The Miami Herald reported last weekend that Spanish-language network Univision had created a segment on a decades-old drug bust of Republican Senator Marco Rubio’s brother-in-law. In an effort to get Rubio to appear on one of their shows, Univision reportedly offered to soften or spike the story if Rubio would appear.
If Rubio appeared on Al Punto —Univision’s national television show where the topic of immigration would likely be discussed — then the story of his brother-in-law’s troubles would be softened or might not run at all, according to Univision insiders and the Republican senator’s staff.

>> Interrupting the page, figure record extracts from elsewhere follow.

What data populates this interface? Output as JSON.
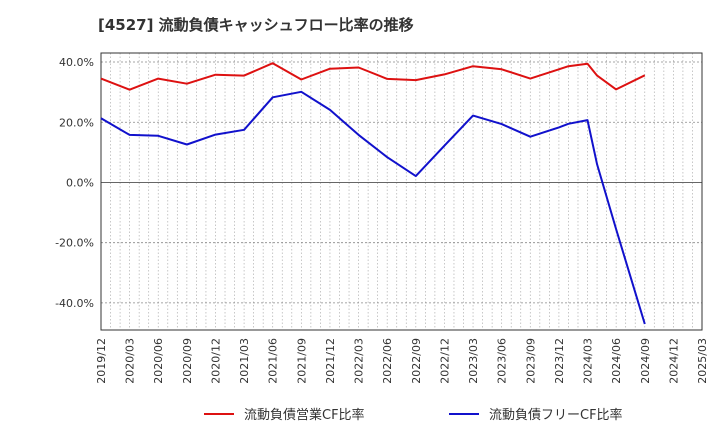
{
  "chart_data": {
    "type": "line",
    "title": "[4527]  流動負債キャッシュフロー比率の推移",
    "xlabel": "",
    "ylabel": "",
    "x_ticks": [
      "2019/12",
      "2020/03",
      "2020/06",
      "2020/09",
      "2020/12",
      "2021/03",
      "2021/06",
      "2021/09",
      "2021/12",
      "2022/03",
      "2022/06",
      "2022/09",
      "2022/12",
      "2023/03",
      "2023/06",
      "2023/09",
      "2023/12",
      "2024/03",
      "2024/06",
      "2024/09",
      "2024/12",
      "2025/03"
    ],
    "y_ticks": [
      {
        "value": 40,
        "label": "40.0%"
      },
      {
        "value": 20,
        "label": "20.0%"
      },
      {
        "value": 0,
        "label": "0.0%"
      },
      {
        "value": -20,
        "label": "-20.0%"
      },
      {
        "value": -40,
        "label": "-40.0%"
      }
    ],
    "ylim": [
      -49,
      43
    ],
    "grid": true,
    "legend_position": "bottom",
    "series": [
      {
        "name": "流動負債営業CF比率",
        "color": "#dd1111",
        "points": [
          [
            "2019/12",
            34.5
          ],
          [
            "2020/03",
            30.8
          ],
          [
            "2020/06",
            34.5
          ],
          [
            "2020/09",
            32.8
          ],
          [
            "2020/12",
            35.8
          ],
          [
            "2021/03",
            35.5
          ],
          [
            "2021/06",
            39.6
          ],
          [
            "2021/09",
            34.2
          ],
          [
            "2021/12",
            37.8
          ],
          [
            "2022/03",
            38.2
          ],
          [
            "2022/06",
            34.4
          ],
          [
            "2022/09",
            34.0
          ],
          [
            "2022/12",
            35.9
          ],
          [
            "2023/03",
            38.6
          ],
          [
            "2023/06",
            37.6
          ],
          [
            "2023/09",
            34.5
          ],
          [
            "2023/12",
            37.6
          ],
          [
            "2024/01",
            38.6
          ],
          [
            "2024/03",
            39.4
          ],
          [
            "2024/04",
            35.5
          ],
          [
            "2024/06",
            30.9
          ],
          [
            "2024/09",
            35.6
          ]
        ]
      },
      {
        "name": "流動負債フリーCF比率",
        "color": "#1111cc",
        "points": [
          [
            "2019/12",
            21.3
          ],
          [
            "2020/03",
            15.8
          ],
          [
            "2020/06",
            15.5
          ],
          [
            "2020/09",
            12.6
          ],
          [
            "2020/12",
            15.9
          ],
          [
            "2021/03",
            17.5
          ],
          [
            "2021/06",
            28.3
          ],
          [
            "2021/09",
            30.1
          ],
          [
            "2021/12",
            24.1
          ],
          [
            "2022/03",
            15.8
          ],
          [
            "2022/06",
            8.4
          ],
          [
            "2022/09",
            2.1
          ],
          [
            "2022/12",
            12.2
          ],
          [
            "2023/03",
            22.2
          ],
          [
            "2023/06",
            19.4
          ],
          [
            "2023/09",
            15.2
          ],
          [
            "2023/12",
            18.3
          ],
          [
            "2024/01",
            19.5
          ],
          [
            "2024/03",
            20.7
          ],
          [
            "2024/04",
            6.0
          ],
          [
            "2024/06",
            -15.5
          ],
          [
            "2024/09",
            -47.0
          ]
        ]
      }
    ]
  }
}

They say the offer was made by Univision’s president of news, Isaac Lee.
Univision has denied the story, but five GOP presidential candidates are boycotting a Univision-sponsored debate over the allegations.
In addition to the Herald’s strong sourcing, the other thing that would appear to condemn Univision is the utter lack of a news hook for the story, which aired July 11. The incident in question occurred in the 1987. Rubio was 16 at the time.

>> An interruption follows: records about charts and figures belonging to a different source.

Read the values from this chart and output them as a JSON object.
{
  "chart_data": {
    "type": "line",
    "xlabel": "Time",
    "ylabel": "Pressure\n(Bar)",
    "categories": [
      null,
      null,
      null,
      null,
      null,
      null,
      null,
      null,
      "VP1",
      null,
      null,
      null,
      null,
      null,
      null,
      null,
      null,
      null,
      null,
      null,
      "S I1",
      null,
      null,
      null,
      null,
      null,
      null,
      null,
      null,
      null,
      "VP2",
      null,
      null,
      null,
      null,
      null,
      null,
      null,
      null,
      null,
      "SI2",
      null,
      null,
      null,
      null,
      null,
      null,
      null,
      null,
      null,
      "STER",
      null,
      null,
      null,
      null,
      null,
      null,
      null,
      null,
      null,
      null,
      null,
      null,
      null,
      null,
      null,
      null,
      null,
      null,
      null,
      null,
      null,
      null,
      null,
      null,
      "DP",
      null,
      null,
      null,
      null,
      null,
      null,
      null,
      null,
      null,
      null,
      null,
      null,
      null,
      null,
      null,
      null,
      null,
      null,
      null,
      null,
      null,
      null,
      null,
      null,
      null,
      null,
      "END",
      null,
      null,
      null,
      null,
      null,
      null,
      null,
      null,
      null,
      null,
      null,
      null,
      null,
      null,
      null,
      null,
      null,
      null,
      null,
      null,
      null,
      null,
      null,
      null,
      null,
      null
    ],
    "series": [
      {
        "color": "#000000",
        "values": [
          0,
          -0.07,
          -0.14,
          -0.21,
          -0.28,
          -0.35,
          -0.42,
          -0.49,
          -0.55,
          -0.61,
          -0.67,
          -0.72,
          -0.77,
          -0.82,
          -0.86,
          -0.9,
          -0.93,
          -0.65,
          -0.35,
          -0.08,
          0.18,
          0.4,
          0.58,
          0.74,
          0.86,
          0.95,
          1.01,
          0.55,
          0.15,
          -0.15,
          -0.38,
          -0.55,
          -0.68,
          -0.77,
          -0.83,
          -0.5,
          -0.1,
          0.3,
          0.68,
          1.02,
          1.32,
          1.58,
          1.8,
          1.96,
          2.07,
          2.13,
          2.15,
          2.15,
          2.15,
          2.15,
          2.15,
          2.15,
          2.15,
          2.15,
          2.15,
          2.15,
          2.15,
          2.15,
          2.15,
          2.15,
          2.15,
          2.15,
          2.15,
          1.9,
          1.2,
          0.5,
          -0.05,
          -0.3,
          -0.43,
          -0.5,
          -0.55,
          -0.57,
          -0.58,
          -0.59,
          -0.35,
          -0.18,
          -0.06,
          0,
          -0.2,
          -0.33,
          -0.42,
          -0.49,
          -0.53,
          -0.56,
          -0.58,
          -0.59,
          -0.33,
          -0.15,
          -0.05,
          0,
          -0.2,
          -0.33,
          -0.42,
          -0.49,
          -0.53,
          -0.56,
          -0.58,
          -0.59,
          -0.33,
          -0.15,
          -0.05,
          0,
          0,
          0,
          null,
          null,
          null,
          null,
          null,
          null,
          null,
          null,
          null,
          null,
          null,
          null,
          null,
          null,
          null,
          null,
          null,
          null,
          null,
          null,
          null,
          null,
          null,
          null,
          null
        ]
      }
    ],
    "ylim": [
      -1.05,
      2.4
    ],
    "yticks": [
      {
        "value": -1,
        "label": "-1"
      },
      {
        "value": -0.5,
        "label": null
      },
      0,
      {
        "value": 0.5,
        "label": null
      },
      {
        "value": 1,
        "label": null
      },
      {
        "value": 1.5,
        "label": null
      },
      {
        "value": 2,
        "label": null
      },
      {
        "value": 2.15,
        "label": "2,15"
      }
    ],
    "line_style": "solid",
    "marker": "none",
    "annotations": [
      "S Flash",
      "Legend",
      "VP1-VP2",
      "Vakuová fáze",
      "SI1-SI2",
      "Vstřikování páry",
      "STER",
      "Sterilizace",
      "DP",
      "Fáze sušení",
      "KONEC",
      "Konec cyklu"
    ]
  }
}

There’s a prima facie case that a mainstream news organization has committed something not dissimilar to extortion and what has been the reaction of the various media watchdog organizations?
Columbia Journalism Review. Nada.
The Daily Beast’s Howard Kurtz. Crickets.
This is the type of story that Poynter’s Romenesko will typically link to, but for some reason it hasn’t.
You’d think that GOP Presidential candidates pulling out of a debate over the incident would at least result in some coverage on cable news shows, but it hasn’t.
Is Spanish-language media held to a different standard in this country? The soft bigotry of low-expectations?